After we successfully retrieved the entire scFv gene via two-step linker PCR using PCR primers designed based on the HCDR3 sequences from NGS, we measured the binding reactivity of these antibody clones. Of the 40 clones retrieved from the phagemid DNA pool prepared after the fourth round of bio-panning, positive binding reactivity was confirmed in 26 clones. Four clones in library 1 and one clone in library 3 exhibited a proportion of >1% among the HCDR3 sequences obtained after the fourth round. The proportion of two positive clones in library 1 and library 3 were 2.16 and 4.79%, respectively. All these clones successfully formed colonies after the retrieval process. Why these clones with such high proportions were not identified in the conventional colony screening method is not clear; however, it might be caused by either inherent toxicity with phage assembly or interference from bacterial growth.6, 24

Among the clones retrieved, thirteen clones with proportions less than 0.1% showed binding reactivity. Two of the positive clones were present at a proportion of 0.01%. Theoretically, screening for a clone with such low proportions via the conventional colony screening method requires either 1000 or 10000 positive colonies and Sanger sequencing analysis, which would require significant resources of time and cost.
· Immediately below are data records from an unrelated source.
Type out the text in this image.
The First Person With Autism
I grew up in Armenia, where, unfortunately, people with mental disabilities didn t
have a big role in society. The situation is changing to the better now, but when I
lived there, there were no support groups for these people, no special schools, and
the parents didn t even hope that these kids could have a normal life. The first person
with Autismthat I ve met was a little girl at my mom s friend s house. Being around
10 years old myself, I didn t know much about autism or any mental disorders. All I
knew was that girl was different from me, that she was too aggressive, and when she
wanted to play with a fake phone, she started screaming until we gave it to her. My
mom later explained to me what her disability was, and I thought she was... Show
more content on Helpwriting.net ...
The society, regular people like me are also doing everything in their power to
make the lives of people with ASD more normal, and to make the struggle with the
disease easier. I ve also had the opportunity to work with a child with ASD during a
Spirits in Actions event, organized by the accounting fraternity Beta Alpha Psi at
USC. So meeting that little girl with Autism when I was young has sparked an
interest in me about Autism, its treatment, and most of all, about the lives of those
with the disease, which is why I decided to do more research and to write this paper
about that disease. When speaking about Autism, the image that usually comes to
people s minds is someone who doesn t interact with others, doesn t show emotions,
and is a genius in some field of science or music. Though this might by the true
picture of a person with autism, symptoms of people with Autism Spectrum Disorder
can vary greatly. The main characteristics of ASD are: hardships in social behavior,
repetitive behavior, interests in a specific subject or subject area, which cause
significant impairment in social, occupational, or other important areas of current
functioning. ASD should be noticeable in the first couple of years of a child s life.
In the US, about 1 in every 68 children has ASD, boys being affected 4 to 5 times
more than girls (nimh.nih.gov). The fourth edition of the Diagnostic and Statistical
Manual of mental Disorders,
Many scFv clones prove difficult to identify by the conventional colony screening method from the phage pool obtained after bio-panning, and a method for retrieving these scFv clones in a high-throughput way has not yet been developed. Using currently available NGS tools, it is not possible to sequence the entire scFv gene, which is about 750 bp in length, without error. Our study and the other previous studies6, 13 have proved that the scFv gene can be amplified by PCR primers designed based on HCDR3/FR4 sequences. However, there is always the possibility of cross-priming between clones during the PCR process. In this study, we also confirmed that clones retrieved via two-step linker PCR are typically a mixture of both negative and positive clones.

We also proved that when a certain HCDR3 sequence was enriched through the bio-panning process, the clone with the HCDR3 is more likely to be positive; in this study over 80% (21 out of 26 clones) (Table 4). Monitoring the enrichment or impoverishment pattern of HCDR3 during the bio-panning process might increase the efficiency of retrieving clones from NGS analysis. However, this two-step linker PCR and cloning process is very difficult to perform in a high-throughput manner and there is definitely a need for better way to retrieve whole scFv gene.

In summary, NGS analysis of the HCDR3 sequence, and two-step linker PCR using PCR primers based on this sequence, provide an effective way to retrieve antigen-specific scFv clones that are difficult to identify by the conventional colony screening method. Enrichment of the HCDR3 sequence over the bio-panning process is a positive predictive factor in the selection of scFv clones harboring binding reactivity.